The Ordnance Survey of 1901 showed that the track had been removed beyond the north-east corner of Brandrick's Green, and the stretch from Howbeach Colliery to Brandrick's Green was removed about 1911. Thereafter, the railway continued to function to Howbeach with three goods trains a week.

==After World War I==
The coal strike of 1921 finished off Howbeach Colliery and traffic ceased beyond Blakeney about this time; the track beyond Blakeney remained in position, but was removed in 1942.

Because of the lease, the line had long been simply a quiet mineral branch line of the Great Western Railway; the Forest of Dean Central Railway owned the line but took no involvement in operating it, and the huge indebtedness meant that there was no dividend distribution. After World War I the government determined that the railways of Great Britain should be "grouped" into four large companies, under the Railways Act 1921. The Great Western Railway absorbed many small networks in its area of influence, and the Forest of Dean Central Railway was absorbed by the GWR from 1 January 1923. No shareholders could be traced, and the line was gifted to the GWR; it had spent £141,000 on the line.

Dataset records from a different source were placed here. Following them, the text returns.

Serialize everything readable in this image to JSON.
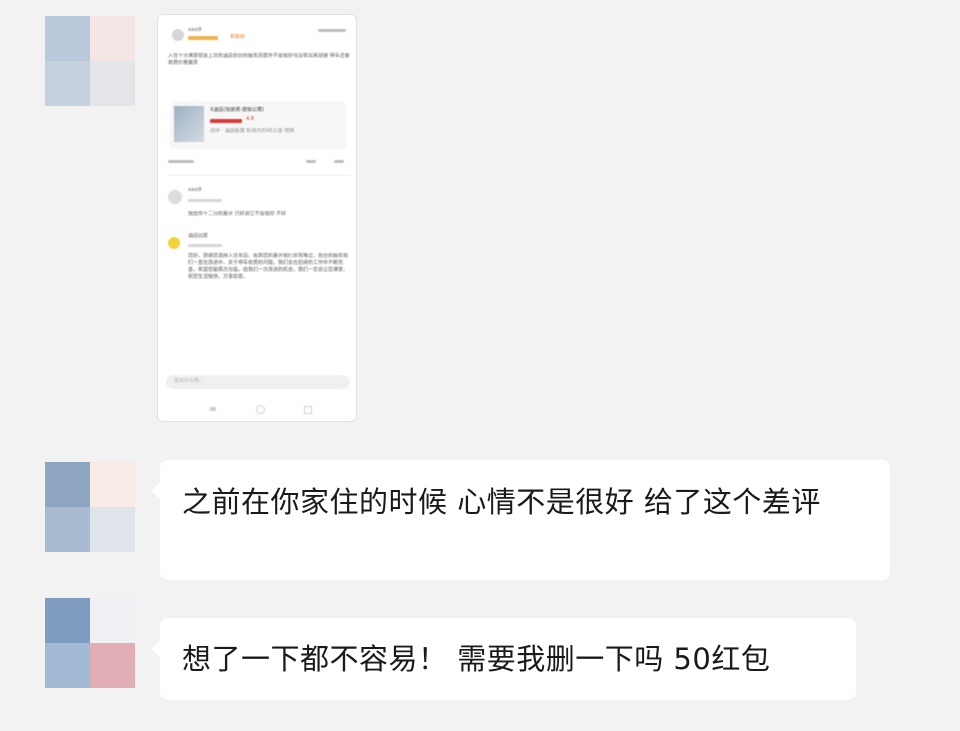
{
  "chat": {
    "messages": [
      {
        "type": "image",
        "screenshot": {
          "header_name": "xxx评",
          "header_tag": "有帮助",
          "body_text": "入住十分满意但是上次的酒店前台的服务态度并不是很好也没有出来迎接 停车还要收费价格偏贵",
          "hotel_name": "X酒店(观景房·度假公寓)",
          "hotel_rating": "4.8",
          "hotel_sub": "点评 · 酒店距离 机场大约45公里 地铁",
          "reply1_name": "xxx评",
          "reply1_text": "我给你十二分的差评 只好说它不是很好 不好",
          "reply2_name": "酒店回复",
          "reply2_text": "您好，感谢您选择入住本店。看到您的差评我们非常难过，前台的服务我们一直在改进中，关于停车收费的问题，我们会在后续的工作中不断完善，希望您能再次光临，给我们一次改进的机会，我们一定会让您满意，祝您生活愉快，万事如意。",
          "input_placeholder": "说点什么吧..."
        }
      },
      {
        "type": "text",
        "text": "之前在你家住的时候  心情不是很好  给了这个差评"
      },
      {
        "type": "text",
        "text": "想了一下都不容易！  需要我删一下吗  50红包"
      }
    ]
  },
  "colors": {
    "background": "#f2f2f2",
    "bubble": "#ffffff",
    "text": "#1a1a1a"
  }
}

During the Second World War, traffic was quite heavy because charcoal, a war material, was made in the Forest and there was a storage depot at Blakeney. After the war the traffic fell off and the last train ran on Friday, 29 July 1949, the line being officially closed from 2 August. The last engine was 0-6-0 pannier tank No. 2153. The track from Awre to Blakeney was used for condemned wagon storage for some years, the wagons being shunted up to Blakeney with gaps left at the occupation crossings, but the rails were lifted early in 1962.

==Route==
From Awre the line climbed 1.75 mi at 1 in 69 to Blakeney, where there was a goods shed. At 1 in 60 it crossed the main road, a 10-span viaduct, went through two deep cuttings, crossed the Roman road at Blackpool Bridge and another cutting to Howbeach Colliery. Beyond the line rose at 1 in 103, then 1 in 54 to New Fancy.

Note: Cobb shows the Forest of Dean Central Railway making a converging junction with the Mineral Loop of the Severn and Wye Railway, but this is a mistake. It crossed it, although both railways eventually had a connection to New Fancy Colliery.